“The Race Beat” is about more than how journalists covered stories from 1954 (when Brown v. Board of Education ruled against “separate but equal” schools) through the passage of civil-rights and voting-rights bills in 1964 and ‘65. It’s about how the press and the story they covered became inextricable. As Roberts and Klibanoff put it, “There is little in the civil-rights movement that was not changed by the news coverage of it.” Increasingly, such leaders as Martin Luther King Jr. virtually created events for the media to report. By picking target cities, they cast telegenic antagonists in the drama: in Birmingham, Ala., Police Commissioner Bull Connor; in Selma, the beefy, brutal county sheriff, Jim Clark.
The police, wrote one segregationist editor, “upstaged the stars beyond the wildest dreams of King.” And King kept his eye on the prize. In Selma, Roberts and Klibanoff write, “Flip Schulke of Life magazine saw Clark’s posse shove children to the ground. He stopped shooting photographs and began pushing the men away … ‘The world doesn’t know this happened, because you didn’t photograph it,’ King lectured Schulke. ‘I’m not being cold-blooded about it, but it is so much more important for you to take a picture of us getting beaten up’.”

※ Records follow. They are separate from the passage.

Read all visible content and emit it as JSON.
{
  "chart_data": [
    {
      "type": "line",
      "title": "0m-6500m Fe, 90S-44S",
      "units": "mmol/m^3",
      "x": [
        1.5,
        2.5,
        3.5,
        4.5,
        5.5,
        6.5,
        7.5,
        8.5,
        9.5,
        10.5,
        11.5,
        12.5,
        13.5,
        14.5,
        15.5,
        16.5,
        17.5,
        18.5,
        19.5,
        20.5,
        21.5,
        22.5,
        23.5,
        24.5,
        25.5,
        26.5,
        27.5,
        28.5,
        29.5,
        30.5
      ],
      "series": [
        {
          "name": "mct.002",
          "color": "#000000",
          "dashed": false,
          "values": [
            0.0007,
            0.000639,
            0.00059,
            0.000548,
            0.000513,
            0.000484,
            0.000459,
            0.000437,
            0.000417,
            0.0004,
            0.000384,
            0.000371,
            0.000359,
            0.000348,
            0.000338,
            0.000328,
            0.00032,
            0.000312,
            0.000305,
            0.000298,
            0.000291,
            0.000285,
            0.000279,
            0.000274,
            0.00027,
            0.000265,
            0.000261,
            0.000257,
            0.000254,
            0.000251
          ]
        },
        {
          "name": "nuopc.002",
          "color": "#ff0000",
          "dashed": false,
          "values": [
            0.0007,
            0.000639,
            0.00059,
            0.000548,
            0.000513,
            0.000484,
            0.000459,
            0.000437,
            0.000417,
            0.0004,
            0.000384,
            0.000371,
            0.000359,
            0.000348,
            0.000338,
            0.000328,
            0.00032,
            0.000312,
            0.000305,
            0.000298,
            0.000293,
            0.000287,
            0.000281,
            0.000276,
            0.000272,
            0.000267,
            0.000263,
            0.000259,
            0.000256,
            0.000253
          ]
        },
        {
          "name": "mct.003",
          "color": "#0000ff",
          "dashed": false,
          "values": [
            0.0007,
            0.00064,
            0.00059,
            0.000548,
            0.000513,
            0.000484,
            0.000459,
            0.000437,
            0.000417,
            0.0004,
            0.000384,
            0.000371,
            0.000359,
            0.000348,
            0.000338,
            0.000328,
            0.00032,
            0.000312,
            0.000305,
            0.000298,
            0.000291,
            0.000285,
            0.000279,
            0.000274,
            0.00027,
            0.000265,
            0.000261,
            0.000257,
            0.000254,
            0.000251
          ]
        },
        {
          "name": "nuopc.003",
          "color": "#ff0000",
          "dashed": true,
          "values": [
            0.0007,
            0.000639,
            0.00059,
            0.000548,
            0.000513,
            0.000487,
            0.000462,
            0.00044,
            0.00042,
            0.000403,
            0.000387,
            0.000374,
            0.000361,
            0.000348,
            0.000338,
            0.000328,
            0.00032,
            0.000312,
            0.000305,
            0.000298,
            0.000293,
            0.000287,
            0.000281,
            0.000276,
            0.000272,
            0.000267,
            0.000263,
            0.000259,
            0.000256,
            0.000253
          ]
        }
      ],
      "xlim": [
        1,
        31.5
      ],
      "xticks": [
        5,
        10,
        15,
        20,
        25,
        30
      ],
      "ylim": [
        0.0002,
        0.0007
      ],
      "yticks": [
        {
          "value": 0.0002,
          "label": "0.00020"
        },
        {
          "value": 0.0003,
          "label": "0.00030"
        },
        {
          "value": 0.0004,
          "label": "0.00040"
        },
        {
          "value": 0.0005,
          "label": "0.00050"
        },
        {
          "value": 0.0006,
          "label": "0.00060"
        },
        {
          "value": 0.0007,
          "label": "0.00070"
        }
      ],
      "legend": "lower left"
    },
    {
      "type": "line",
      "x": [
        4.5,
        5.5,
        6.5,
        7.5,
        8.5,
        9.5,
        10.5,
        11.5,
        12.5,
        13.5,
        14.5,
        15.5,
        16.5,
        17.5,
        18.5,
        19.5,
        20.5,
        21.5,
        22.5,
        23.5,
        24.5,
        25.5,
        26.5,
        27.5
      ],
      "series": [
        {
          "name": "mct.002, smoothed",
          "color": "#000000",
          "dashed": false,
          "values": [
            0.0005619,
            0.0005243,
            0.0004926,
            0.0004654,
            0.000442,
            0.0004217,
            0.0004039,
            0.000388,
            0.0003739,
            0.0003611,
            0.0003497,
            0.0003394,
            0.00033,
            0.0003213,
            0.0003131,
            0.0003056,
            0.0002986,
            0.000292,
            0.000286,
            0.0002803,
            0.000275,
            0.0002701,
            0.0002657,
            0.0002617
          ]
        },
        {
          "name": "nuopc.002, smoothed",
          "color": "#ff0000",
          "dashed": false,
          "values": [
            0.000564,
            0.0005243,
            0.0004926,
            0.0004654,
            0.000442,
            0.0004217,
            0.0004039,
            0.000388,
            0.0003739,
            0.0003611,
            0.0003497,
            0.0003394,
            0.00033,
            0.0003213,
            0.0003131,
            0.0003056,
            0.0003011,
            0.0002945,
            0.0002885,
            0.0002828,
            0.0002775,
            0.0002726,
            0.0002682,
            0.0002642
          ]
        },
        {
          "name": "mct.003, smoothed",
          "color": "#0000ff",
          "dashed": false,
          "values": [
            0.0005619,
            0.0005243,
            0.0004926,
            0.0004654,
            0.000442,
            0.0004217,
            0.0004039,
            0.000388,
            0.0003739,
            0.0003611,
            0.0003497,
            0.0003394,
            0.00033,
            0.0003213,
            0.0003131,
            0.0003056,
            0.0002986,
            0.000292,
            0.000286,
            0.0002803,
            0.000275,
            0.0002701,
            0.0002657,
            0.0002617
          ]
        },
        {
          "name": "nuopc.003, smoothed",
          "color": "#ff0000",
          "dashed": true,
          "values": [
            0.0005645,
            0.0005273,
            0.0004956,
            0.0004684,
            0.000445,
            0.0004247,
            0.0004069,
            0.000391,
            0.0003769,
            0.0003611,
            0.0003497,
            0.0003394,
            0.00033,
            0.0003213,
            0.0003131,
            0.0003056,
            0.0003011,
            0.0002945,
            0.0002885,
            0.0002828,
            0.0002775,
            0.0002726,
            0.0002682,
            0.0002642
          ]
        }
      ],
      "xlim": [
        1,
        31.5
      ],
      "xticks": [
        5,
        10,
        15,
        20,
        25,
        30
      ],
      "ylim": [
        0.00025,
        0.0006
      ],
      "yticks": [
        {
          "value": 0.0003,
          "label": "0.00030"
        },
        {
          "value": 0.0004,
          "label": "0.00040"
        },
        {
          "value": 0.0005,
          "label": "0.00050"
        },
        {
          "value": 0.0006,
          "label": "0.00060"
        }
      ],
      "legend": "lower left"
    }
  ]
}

What is the media’s proper function? What is “objectivity”? Roberts and Klibanoff are pragmatic veterans who don’t try to draw bright lines in this ethical murk. But they do know about decency and common sense: impeccably straight news reports do become editorials when right and wrong are obvious. “The Race Beat” has good characters, good yarns and good thinking. Just as important, though, it’s got a good heart.